Literature DB >> 10644358

Expanded host cell tropism and cytopathic properties of feline immunodeficiency virus strain PPR subsequent to passage through interleukin-2-independent T cells.

D L Lerner1, J H Elder.   

Abstract

A cytopathic variant of feline immunodeficiency virus (FIV) strain PPR emerged after passage of wild-type virus on an interleukin-2-independent cell line. The virus, termed FIV-PPRglial, displayed a phenotype markedly different from the parental virus, including the ability to productively infect previously refractory cell lines, induction of large syncytia, and accelerated kinetic properties.

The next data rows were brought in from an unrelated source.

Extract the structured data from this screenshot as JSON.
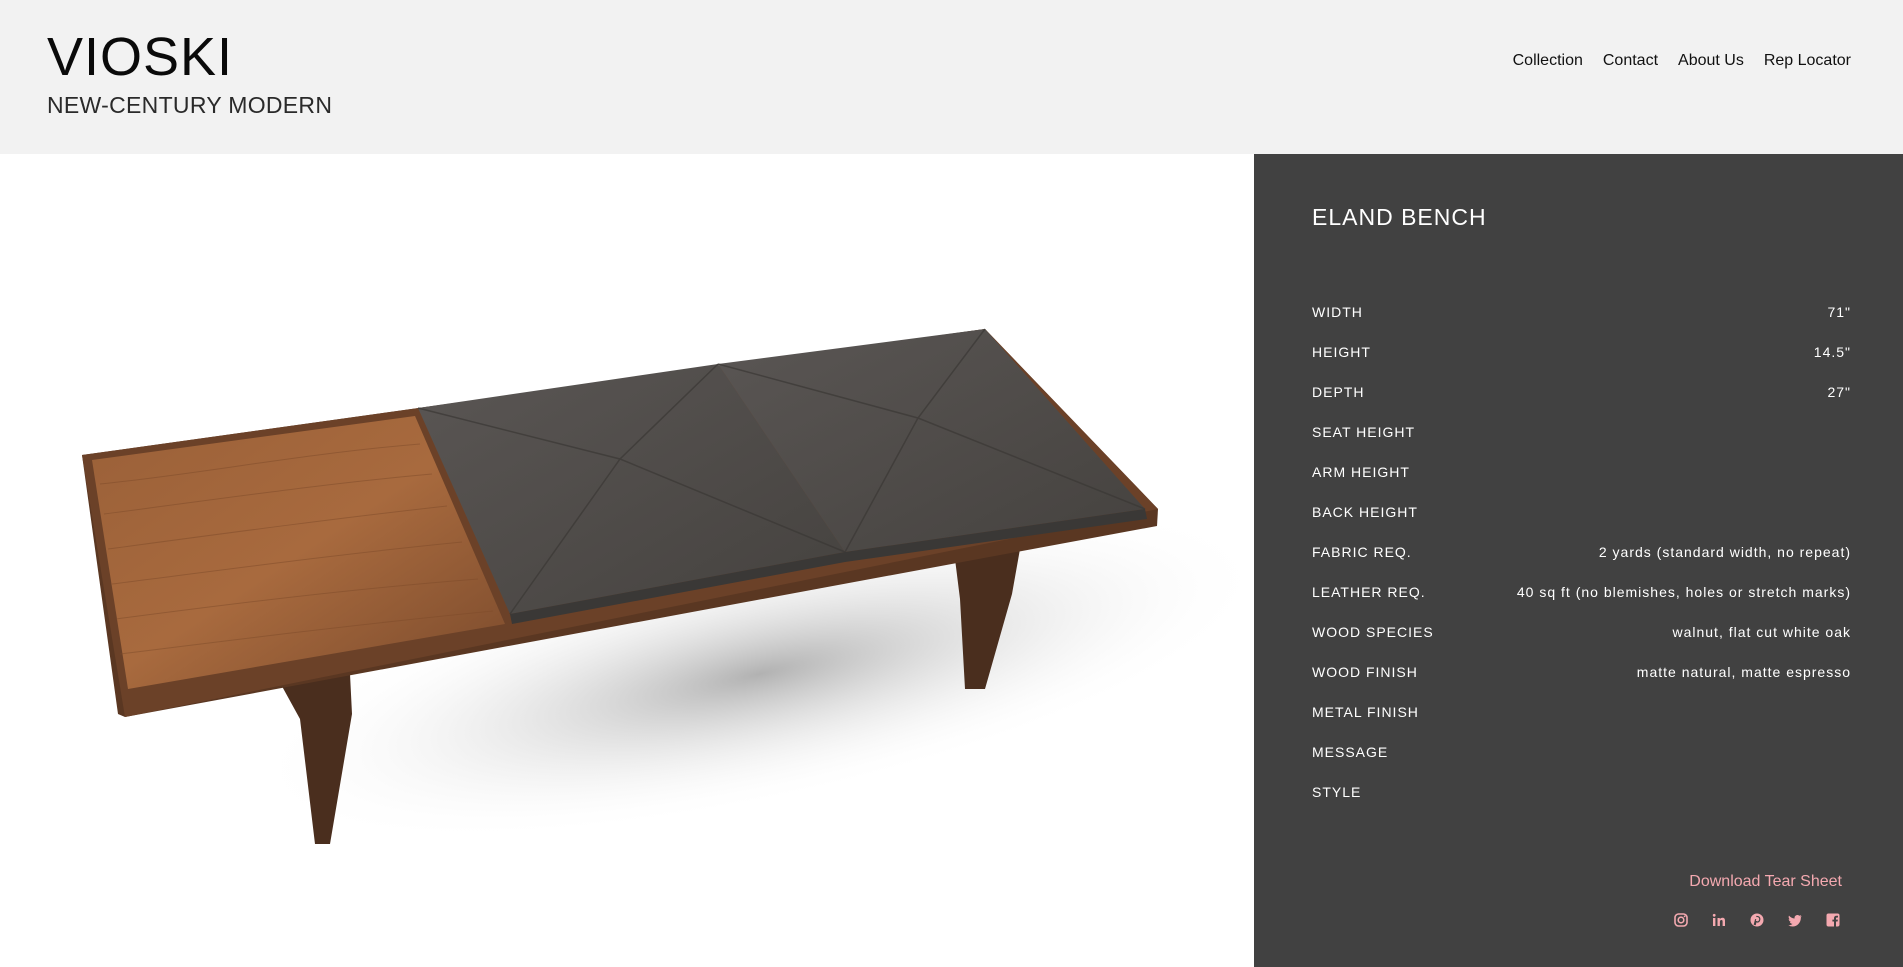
{
  "header": {
    "logo": "VIOSKI",
    "tagline": "NEW-CENTURY MODERN",
    "nav": [
      "Collection",
      "Contact",
      "About Us",
      "Rep Locator"
    ]
  },
  "product": {
    "title": "ELAND BENCH",
    "image_icon": "bench-product-photo",
    "specs": [
      {
        "label": "WIDTH",
        "value": "71\""
      },
      {
        "label": "HEIGHT",
        "value": "14.5\""
      },
      {
        "label": "DEPTH",
        "value": "27\""
      },
      {
        "label": "SEAT HEIGHT",
        "value": ""
      },
      {
        "label": "ARM HEIGHT",
        "value": ""
      },
      {
        "label": "BACK HEIGHT",
        "value": ""
      },
      {
        "label": "FABRIC REQ.",
        "value": "2 yards (standard width, no repeat)"
      },
      {
        "label": "LEATHER REQ.",
        "value": "40 sq ft (no blemishes, holes or stretch marks)"
      },
      {
        "label": "WOOD SPECIES",
        "value": "walnut, flat cut white oak"
      },
      {
        "label": "WOOD FINISH",
        "value": "matte natural, matte espresso"
      },
      {
        "label": "METAL FINISH",
        "value": ""
      },
      {
        "label": "MESSAGE",
        "value": ""
      },
      {
        "label": "STYLE",
        "value": ""
      }
    ],
    "download_label": "Download Tear Sheet"
  },
  "social": [
    "instagram-icon",
    "linkedin-icon",
    "pinterest-icon",
    "twitter-icon",
    "facebook-icon"
  ],
  "colors": {
    "header_bg": "#f2f2f2",
    "panel_bg": "#414141",
    "accent_pink": "#f4a9b0"
  }
}
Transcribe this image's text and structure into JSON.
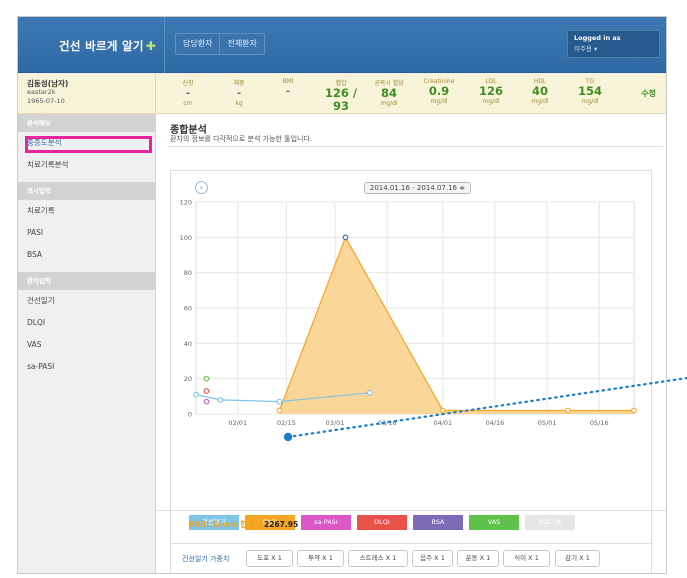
{
  "header": {
    "logo_text": "건선 바르게 알기",
    "logo_mark": "✚",
    "tabs": [
      "담당환자",
      "전체환자"
    ],
    "login_line1": "Logged in as",
    "login_line2": "이주용 ▾"
  },
  "patient": {
    "name": "김동성(남자)",
    "id": "eastar2k",
    "dob": "1965-07-10"
  },
  "sidebar": {
    "section1": "분석메뉴",
    "analysis_items": [
      "중증도분석",
      "치료기록분석"
    ],
    "section2": "의사입력",
    "doctor_items": [
      "치료기록",
      "PASI",
      "BSA"
    ],
    "section3": "환자입력",
    "patient_items": [
      "건선일기",
      "DLQI",
      "VAS",
      "sa-PASI"
    ]
  },
  "stats": [
    {
      "label": "신장",
      "value": "-",
      "unit": "cm"
    },
    {
      "label": "체중",
      "value": "-",
      "unit": "kg"
    },
    {
      "label": "BMI",
      "value": "-",
      "unit": ""
    },
    {
      "label": "혈압",
      "value": "126 / 93",
      "unit": ""
    },
    {
      "label": "공복시 혈당",
      "value": "84",
      "unit": "mg/dl"
    },
    {
      "label": "Creatinine",
      "value": "0.9",
      "unit": "mg/dl"
    },
    {
      "label": "LDL",
      "value": "126",
      "unit": "mg/dl"
    },
    {
      "label": "HDL",
      "value": "40",
      "unit": "mg/dl"
    },
    {
      "label": "TG",
      "value": "154",
      "unit": "mg/dl"
    }
  ],
  "edit_label": "수정",
  "page_title": "종합분석",
  "page_subtitle": "환자의 정보를 다각적으로 분석 가능한 툴입니다.",
  "date_range": "2014.01.16 - 2014.07.16 ≑",
  "prev_icon": "‹",
  "series_buttons": [
    {
      "label": "건선일기",
      "color": "#7fc4e6"
    },
    {
      "label": "PASI",
      "color": "#f5a623"
    },
    {
      "label": "sa-PASI",
      "color": "#d957c6"
    },
    {
      "label": "DLQI",
      "color": "#e8524a"
    },
    {
      "label": "BSA",
      "color": "#7b6bb8"
    },
    {
      "label": "VAS",
      "color": "#5ec24a"
    },
    {
      "label": "치료기록",
      "color": "#e6e6e6"
    }
  ],
  "cause": {
    "label": "건선일기 가중치",
    "chips": [
      "도포 X 1",
      "투약 X 1",
      "스트레스 X 1",
      "음주 X 1",
      "운동 X 1",
      "식이 X 1",
      "감기 X 1"
    ]
  },
  "score": {
    "label": "PASI Score 합계 :",
    "value": "2267.95"
  },
  "chart_data": {
    "type": "area",
    "ylim": [
      0,
      120
    ],
    "yticks": [
      0,
      20,
      40,
      60,
      80,
      100,
      120
    ],
    "xlim": [
      "2014-01-20",
      "2014-05-26"
    ],
    "xticks": [
      "02/01",
      "02/15",
      "03/01",
      "03/16",
      "04/01",
      "04/16",
      "05/01",
      "05/16"
    ],
    "xtick_dates": [
      "2014-02-01",
      "2014-02-15",
      "2014-03-01",
      "2014-03-16",
      "2014-04-01",
      "2014-04-16",
      "2014-05-01",
      "2014-05-16"
    ],
    "series": [
      {
        "name": "PASI",
        "color": "#f5a623",
        "fill": "#f9cf86",
        "dates": [
          "2014-02-13",
          "2014-03-04",
          "2014-04-01",
          "2014-05-07",
          "2014-05-26"
        ],
        "values": [
          2,
          100,
          2,
          2,
          2
        ]
      },
      {
        "name": "건선일기",
        "color": "#7fc4e6",
        "dates": [
          "2014-01-20",
          "2014-01-27",
          "2014-02-13",
          "2014-03-11"
        ],
        "values": [
          11,
          8,
          7,
          12
        ]
      },
      {
        "name": "VAS",
        "color": "#5ec24a",
        "dates": [
          "2014-01-23"
        ],
        "values": [
          20
        ]
      },
      {
        "name": "DLQI",
        "color": "#e8524a",
        "dates": [
          "2014-01-23"
        ],
        "values": [
          13
        ]
      },
      {
        "name": "sa-PASI",
        "color": "#d957c6",
        "dates": [
          "2014-01-23"
        ],
        "values": [
          7
        ]
      }
    ]
  }
}
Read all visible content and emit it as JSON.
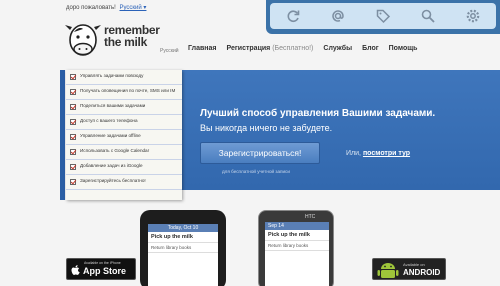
{
  "header": {
    "welcome": "доpo пожаловать!",
    "language": "Русский ▾"
  },
  "logo": {
    "line1": "remember",
    "line2": "the milk",
    "lang": "Русский"
  },
  "nav": {
    "home": "Главная",
    "register": "Регистрация",
    "register_note": "(Бесплатно!)",
    "services": "Службы",
    "blog": "Блог",
    "help": "Помощь"
  },
  "checklist": [
    "Управлять задачами повсюду",
    "Получать оповещения по почте, SMS или IM",
    "Поделиться вашими задачами",
    "Доступ с вашего телефона",
    "Управление задачами offline",
    "Использовать с Google Calendar",
    "Добавление задач из iGoogle",
    "Зарегистрируйтесь бесплатно!"
  ],
  "hero": {
    "title": "Лучший способ управления Вашими задачами.",
    "subtitle": "Вы никогда ничего не забудете.",
    "signup_button": "Зарегистрироваться!",
    "or": "Или,",
    "tour_link": "посмотри тур",
    "free_note": "для бесплатной учетной записи"
  },
  "iphone": {
    "date": "Today, Oct 10",
    "task1": "Pick up the milk",
    "task2": "Return library books"
  },
  "android_phone": {
    "brand": "HTC",
    "date": "Sep 14",
    "task1": "Pick up the milk",
    "task2": "Return library books"
  },
  "badges": {
    "appstore_small": "Available on the iPhone",
    "appstore_big": "App Store",
    "android_small": "Available on",
    "android_big": "ANDROID"
  },
  "icons": {
    "refresh": "refresh-icon",
    "at": "at-icon",
    "tag": "tag-icon",
    "search": "search-icon",
    "settings": "gear-icon"
  },
  "colors": {
    "hero_blue": "#3a6fb4",
    "link_blue": "#2b62b8",
    "phonebar_blue": "#3b72a8"
  }
}
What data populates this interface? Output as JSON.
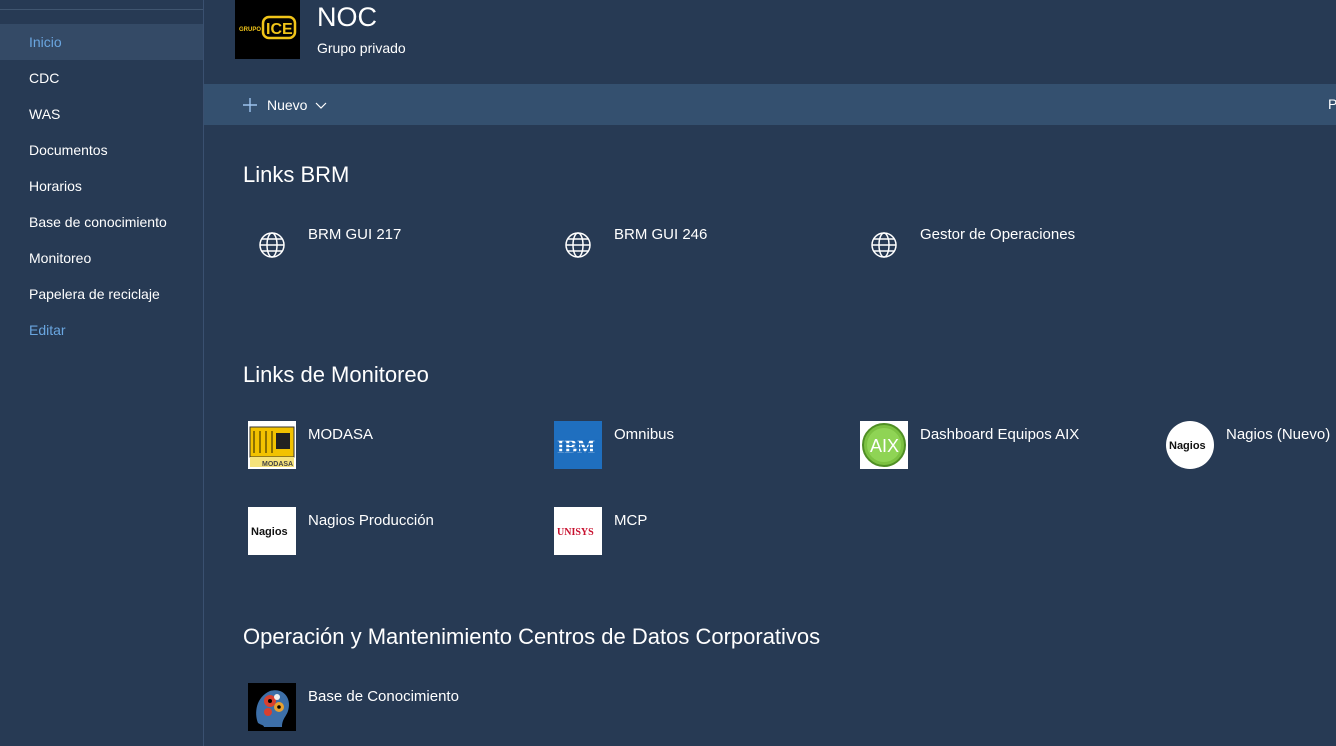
{
  "nav": {
    "items": [
      {
        "label": "Inicio"
      },
      {
        "label": "CDC"
      },
      {
        "label": "WAS"
      },
      {
        "label": "Documentos"
      },
      {
        "label": "Horarios"
      },
      {
        "label": "Base de conocimiento"
      },
      {
        "label": "Monitoreo"
      },
      {
        "label": "Papelera de reciclaje"
      }
    ],
    "edit_label": "Editar"
  },
  "header": {
    "logo_text": "GRUPO",
    "logo_brand": "ICE",
    "title": "NOC",
    "subtitle": "Grupo privado"
  },
  "commandbar": {
    "new_label": "Nuevo",
    "right_partial": "P"
  },
  "sections": {
    "brm": {
      "title": "Links BRM",
      "links": [
        {
          "label": "BRM GUI 217",
          "icon": "globe-icon"
        },
        {
          "label": "BRM GUI 246",
          "icon": "globe-icon"
        },
        {
          "label": "Gestor de Operaciones",
          "icon": "globe-icon"
        }
      ]
    },
    "monitoreo": {
      "title": "Links de Monitoreo",
      "links": [
        {
          "label": "MODASA",
          "thumb_text": "MODASA"
        },
        {
          "label": "Omnibus",
          "thumb_text": "IBM"
        },
        {
          "label": "Dashboard Equipos AIX",
          "thumb_text": "AIX"
        },
        {
          "label": "Nagios (Nuevo)",
          "thumb_text": "Nagios"
        },
        {
          "label": "Nagios Producción",
          "thumb_text": "Nagios"
        },
        {
          "label": "MCP",
          "thumb_text": "UNISYS"
        }
      ]
    },
    "operacion": {
      "title": "Operación y Mantenimiento Centros de Datos Corporativos",
      "links": [
        {
          "label": "Base de Conocimiento"
        }
      ]
    }
  },
  "colors": {
    "background": "#273a54",
    "commandbar": "#34506f",
    "accent": "#6aa6e0"
  }
}
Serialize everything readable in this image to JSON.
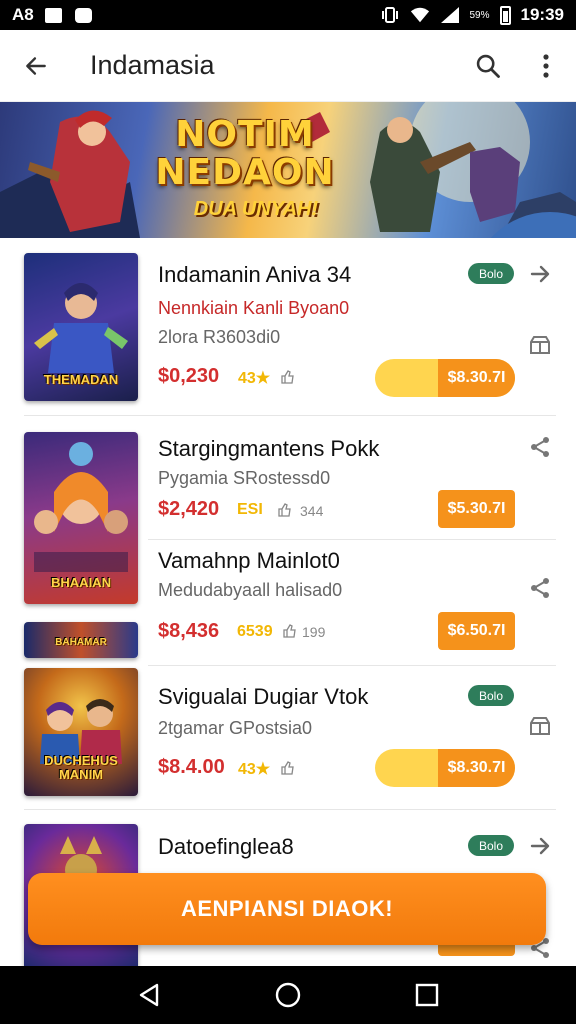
{
  "status_bar": {
    "left_text": "A8",
    "time": "19:39",
    "battery_pct": "59%",
    "icons": [
      "image-icon",
      "app-icon",
      "vibrate-icon",
      "wifi-icon",
      "signal-icon",
      "battery-icon"
    ]
  },
  "app_bar": {
    "title": "Indamasia",
    "icons": [
      "back-arrow-icon",
      "search-icon",
      "more-vert-icon"
    ]
  },
  "banner": {
    "title_line1": "NOTIM",
    "title_line2": "NEDAON",
    "subtitle": "DUA UNYAH!"
  },
  "items": [
    {
      "title": "Indamanin Aniva 34",
      "subtitle_red": "Nennkiain Kanli Byoan0",
      "subtitle": "2lora R3603di0",
      "price": "$0,230",
      "rating": "43★",
      "badge": "Bolo",
      "button": "$8.30.7I",
      "thumb_label": "THEMADAN"
    },
    {
      "title": "Stargingmantens Pokk",
      "subtitle": "Pygamia SRostessd0",
      "price": "$2,420",
      "rating": "ESI",
      "meta": "344",
      "button": "$5.30.7I",
      "thumb_label": "BHAAIAN"
    },
    {
      "title": "Vamahnp Mainlot0",
      "subtitle": "Medudabyaall halisad0",
      "price": "$8,436",
      "rating": "6539",
      "meta": "199",
      "button": "$6.50.7I",
      "thumb_label": "BAHAMAR"
    },
    {
      "title": "Svigualai Dugiar Vtok",
      "subtitle": "2tgamar GPostsia0",
      "price": "$8.4.00",
      "rating": "43★",
      "badge": "Bolo",
      "button": "$8.30.7I",
      "thumb_label": "DUCHEHUS MANIM"
    },
    {
      "title": "Datoefinglea8",
      "badge": "Bolo"
    }
  ],
  "cta": {
    "label": "AENPIANSI DIAOK!"
  },
  "nav_bar": {
    "icons": [
      "back-triangle-icon",
      "home-circle-icon",
      "recents-square-icon"
    ]
  }
}
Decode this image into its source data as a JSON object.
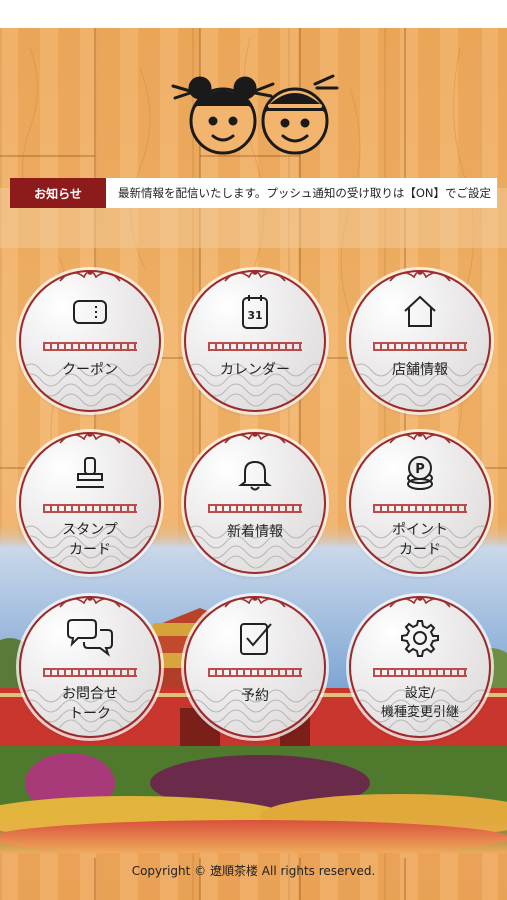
{
  "news": {
    "label": "お知らせ",
    "text": "最新情報を配信いたします。プッシュ通知の受け取りは【ON】でご設定"
  },
  "menu": [
    {
      "label": "クーポン",
      "icon": "coupon-icon"
    },
    {
      "label": "カレンダー",
      "icon": "calendar-icon",
      "calendar_day": "31"
    },
    {
      "label": "店舗情報",
      "icon": "home-icon"
    },
    {
      "label": "スタンプ\nカード",
      "icon": "stamp-icon"
    },
    {
      "label": "新着情報",
      "icon": "bell-icon"
    },
    {
      "label": "ポイント\nカード",
      "icon": "point-coin-icon",
      "coin_letter": "P"
    },
    {
      "label": "お問合せ\nトーク",
      "icon": "chat-bubbles-icon"
    },
    {
      "label": "予約",
      "icon": "reservation-check-icon"
    },
    {
      "label": "設定/\n機種変更引継",
      "icon": "gear-icon"
    }
  ],
  "footer": {
    "copyright": "Copyright © 遼順茶楼 All rights reserved."
  },
  "colors": {
    "accent": "#8e1b1b",
    "wood": "#efaa5c"
  }
}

A chimeric molecular clone, FIV-PPRchim42, containing the FIV-PPRglial envelope within the backbone of FIV-PPR, exhibited all the characteristics of the FIV-PPRglial phenotype, demonstrating that the viral envelope was responsible for the acquired traits. Subsequent molecular characterization revealed that the FIV-PPRglial envelope contained five amino acid substitutions relative to wild-type FIV-PPR. Mutagenic analyses further demonstrated that the acquired phenotype was minimally attributable to a combination of three mutations, specifically, a glutamine-to-proline change within the second constant domain of the surface protein (SU); a threonine-to-proline change within the V4 loop, also in the SU; and a premature stop codon in the cytoplasmic tail of the transmembrane protein. All three changes were required to produce the FIV-PPRglial phenotype. Cotransfection studies with mutant viruses in combination with each other and with FIV-PPR indicated that the truncated cytoplasmic tail was responsible for the induction of syncytium formation. Receptor usage analyses were pursued, and distinctions were observed between FIV-PPR and FIV-PPRglial. In vitro infections with FIV-PPR, FIV-PPRglial, and FIV-34TF10 on two adherent cell lines were ablated in the presence of SDF1alpha, the natural ligand for CXCR4. In contrast, viral infection of T cells was not limited to CXCR4 usage, and inhibition studies indicate the potential involvement of a CC chemokine receptor.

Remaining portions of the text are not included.